Associate  PT  BBR  is  listing  today  on  the  JSX.  PT Bina Buana Raya, MPM’s 49%-owned  associate,  is  listing  today  on  the  JSX. This  will  allow  MPM  to  tap  an  alternative source of capital, much-needed in its capital-intensive growth strategy. We are forecasting BBR  to  grow  at  a  90%  EPS  CAGR  for  the  three  years  to  FY14F  due  to  a  fast-growing AHTS fleet, and 1H12 earnings of US$4.5m have already far exceeded the entire FY11’s US$2.6m.

Valuation: TP $0.61. Conviction call, likely to double in 2-3 years. We value MPM at 9x FY13F  EPS,  a  fair  multiple  for  12.5%  3-year  EPS  CAGR.  The  same  multiple  on  FY15F EPS yields a value of $0.80, a doubling on today’s price.
VALUATION: INITIATE WITH BUY, TP $0.61

Unnoticed  gem  with  lower  valuations  and  higher profitability.  MPM just announced a 23%  PATMI  jump  to  $21.3m  in  FY12,  yet  it  is  still  trading  at  6.4x  historical  P/E  and  5.9x FY13F EPS, which are valuations far below local and regional peers. Its historical ROE and ROA  are  16.1%  and  9.8%,  comfortably  above  the  11.7%  and  7.1%  averages  that  peers have delivered. Looking ahead, MPM also outshines with FY13F ROE of 14.9% and ROA of 9.5%, against peers’ 12.0% and 7.2%.
 
Closest  peers  ASL  Marine,  Wintermar.  In terms of operations, ASL Marine comes fairly close  to  MPM  in  operating  a  shipyard  as  well  as  building,  owning  and  operating  OSVs. Wintermar owns and operates OSVs in Indonesia, which is MPM’s growth strategy. Both these  companies  have  much  higher  valuations  in  terms  of  P/E,  yet  lower  ROE  and  ROA than MPM.
Valuation  pegged  at  9x.  As  such,  we  peg  our  valuation  of  MPM  at  9x  FY13F  EPS.  We select this multiple  as it lies conservatively in the low end of the 8-13x average range, yet reflects a slight premium for the high ROE. The $0.61 TP implies a 1.47x P/B, coming in at the high end of the 1.0-1.5x average range, being the aforesaid premium.
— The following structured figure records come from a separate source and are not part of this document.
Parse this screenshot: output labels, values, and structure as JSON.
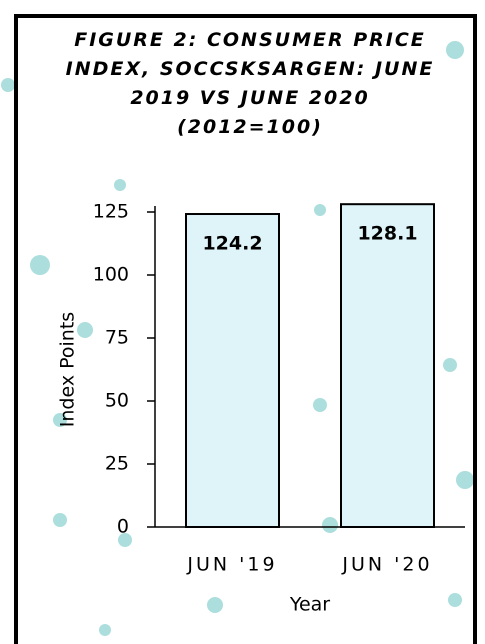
{
  "chart_data": {
    "type": "bar",
    "title": "FIGURE 2: CONSUMER PRICE INDEX, SOCCSKSARGEN: JUNE 2019 VS JUNE 2020 (2012=100)",
    "categories": [
      "JUN '19",
      "JUN '20"
    ],
    "values": [
      124.2,
      128.1
    ],
    "color": "#dff4f9",
    "xlabel": "Year",
    "ylabel": "Index Points",
    "ylim": [
      0,
      125
    ],
    "yticks": [
      0,
      25,
      50,
      75,
      100,
      125
    ]
  }
}
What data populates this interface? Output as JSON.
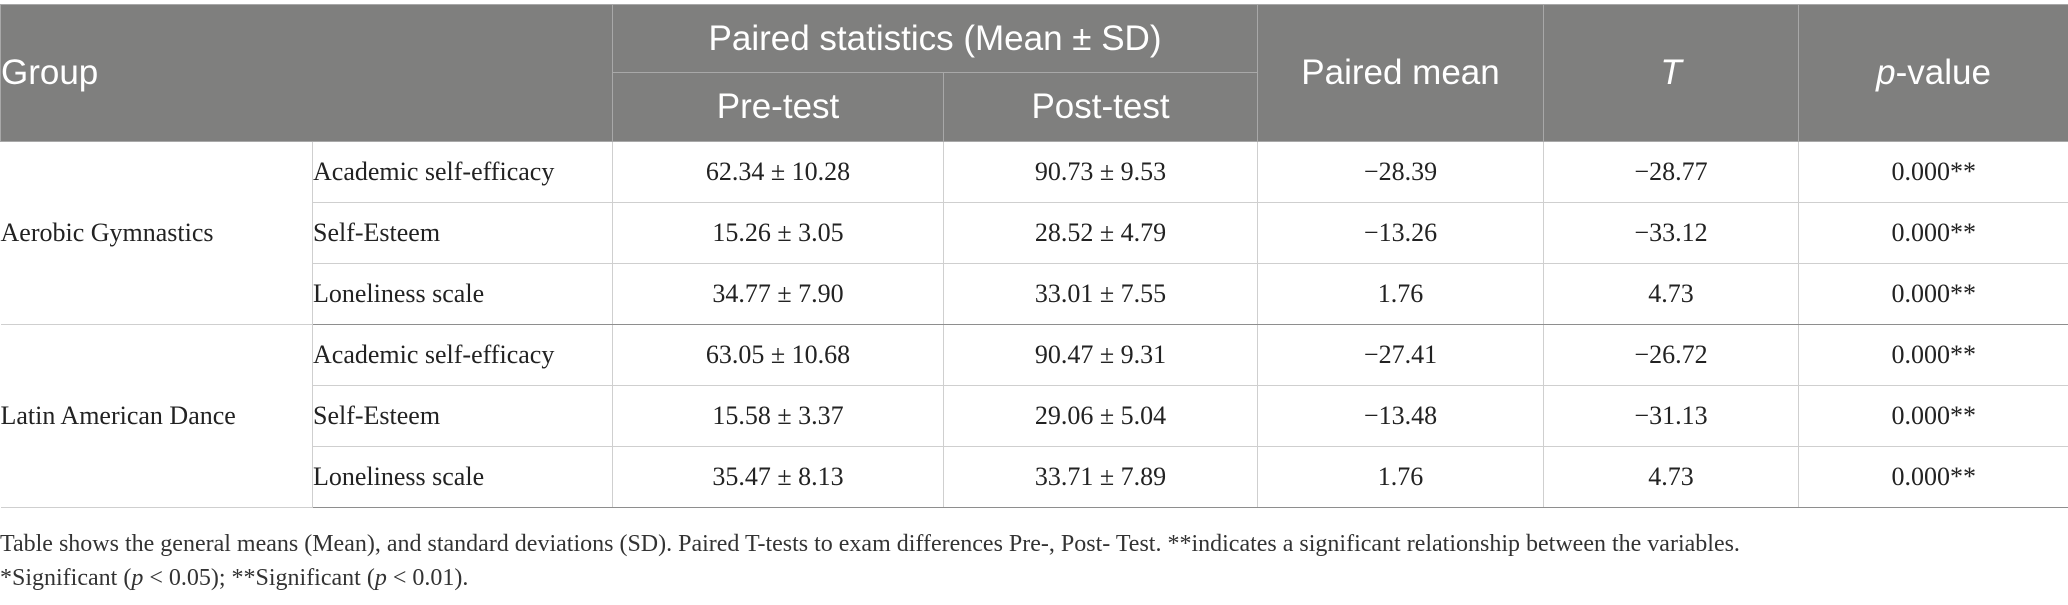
{
  "header": {
    "group": "Group",
    "paired_statistics": "Paired statistics (Mean ± SD)",
    "pre_test": "Pre-test",
    "post_test": "Post-test",
    "paired_mean": "Paired mean",
    "t": "T",
    "p_italic": "p",
    "p_rest": "-value"
  },
  "groups": [
    {
      "name": "Aerobic Gymnastics",
      "rows": [
        {
          "measure": "Academic self-efficacy",
          "pre": "62.34 ± 10.28",
          "post": "90.73 ± 9.53",
          "paired_mean": "−28.39",
          "t": "−28.77",
          "p": "0.000**"
        },
        {
          "measure": "Self-Esteem",
          "pre": "15.26 ± 3.05",
          "post": "28.52 ± 4.79",
          "paired_mean": "−13.26",
          "t": "−33.12",
          "p": "0.000**"
        },
        {
          "measure": "Loneliness scale",
          "pre": "34.77 ± 7.90",
          "post": "33.01 ± 7.55",
          "paired_mean": "1.76",
          "t": "4.73",
          "p": "0.000**"
        }
      ]
    },
    {
      "name": "Latin American Dance",
      "rows": [
        {
          "measure": "Academic self-efficacy",
          "pre": "63.05 ± 10.68",
          "post": "90.47 ± 9.31",
          "paired_mean": "−27.41",
          "t": "−26.72",
          "p": "0.000**"
        },
        {
          "measure": "Self-Esteem",
          "pre": "15.58 ± 3.37",
          "post": "29.06 ± 5.04",
          "paired_mean": "−13.48",
          "t": "−31.13",
          "p": "0.000**"
        },
        {
          "measure": "Loneliness scale",
          "pre": "35.47 ± 8.13",
          "post": "33.71 ± 7.89",
          "paired_mean": "1.76",
          "t": "4.73",
          "p": "0.000**"
        }
      ]
    }
  ],
  "footnote": {
    "line1": "Table shows the general means (Mean), and standard deviations (SD). Paired T-tests to exam differences Pre-, Post- Test. **indicates a significant relationship between the variables.",
    "line2_a": "*Significant (",
    "line2_b": "p",
    "line2_c": " < 0.05); **Significant (",
    "line2_d": "p",
    "line2_e": " < 0.01)."
  }
}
Still  under  regression-predicted  valuation.  The  P/B-on-ROE  regression  for  the companies  in  this  sector  exhibits  good  consistency  with  theoretical  predictions.  A  priori,  a high  ROE company should be  valued  with  a  higher  P/B, and  a simple  regression  delivers an  acceptable  R2 of  57%.  The  one-factor  model  is  P/B  =  0.2939  +  0.0827*(ROE).  (We excluded Otto Marine from this regression as its negative ROE was a massive outlier.)

Given MPM’s FY12  ROE  of  16.1%, its “fair” P/B as predicted by the regression model would  be  1.625x  book  value,  which  implies  a  TP  of  $0.67.  Our  P/E  based  TP  of  $0.61  is therefore still lower than the sector’s ROE-adjusted valuation.